A new documentary tells the story of siblings who unite to bring to justice the fertility specialist who impregnated their mothers with his sperm without consent.
At the beginning of the gripping Netflix documentary “Our Father,” the camera creeps through a hallway toward a door with a doctor’s nameplate on it and into an examination room decorated with embroidered Bible verses, gynecological charts and baby photos. A foreboding score plays.
There are no jump scares in Lucie Jourdan’s debut feature, about the biological children of Dr. Donald Cline, an Indiana fertility specialist, who for nearly a decade inseminated patients with his own sperm without their knowledge. But make no mistake, “Our Father” is a horror movie. Cline’s deception upends the lives of his unsuspecting patients’ children, and the film is rife with harrowing insights about medical malfeasance and God complexes.
At the center of it is an unflinching protagonist. An only child, Jacoba Ballard was stunned when, after taking a DNA test, she received notifications of several half siblings from a genealogy website. Cline had assured hopeful parents that the clinic he operated never used a donor more than three times. We learn from the film that Ballard, who’s now in her 40s, is Sibling No. 0. The last sibling interviewed in “Our Father” is No. 61.

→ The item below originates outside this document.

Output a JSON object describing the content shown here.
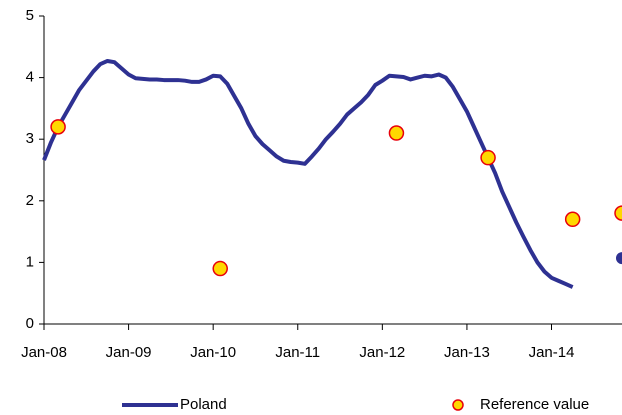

Jourdan makes potent — and, at times, speculative — use of re-enactments. In a scene reminiscent of cinema’s version of a detective hunting a suspect, Ballard sits at a desk, evidence papering the wall. Except she is wearing a bright red hoodie, as if to declare, “This is what it looks like to take down the Big Bad Wolf.”
There are interviews with Cline’s partner in the clinic and a nurse who assisted him, as well as a sit-down with a former Indiana prosecutor as the documentary tries to address the plaint, “How could this have happened?” “Our Father” also looks into Cline’s possible connection to QuiverFull, a conservative Christian movement that champions procreation. But it is the siblings — their anguish and their anger, as well as the compassion they extend to one another — that drive the narrative.
Our Father
Not rated. Running time: 1 hour 37 minutes. Watch on Netflix.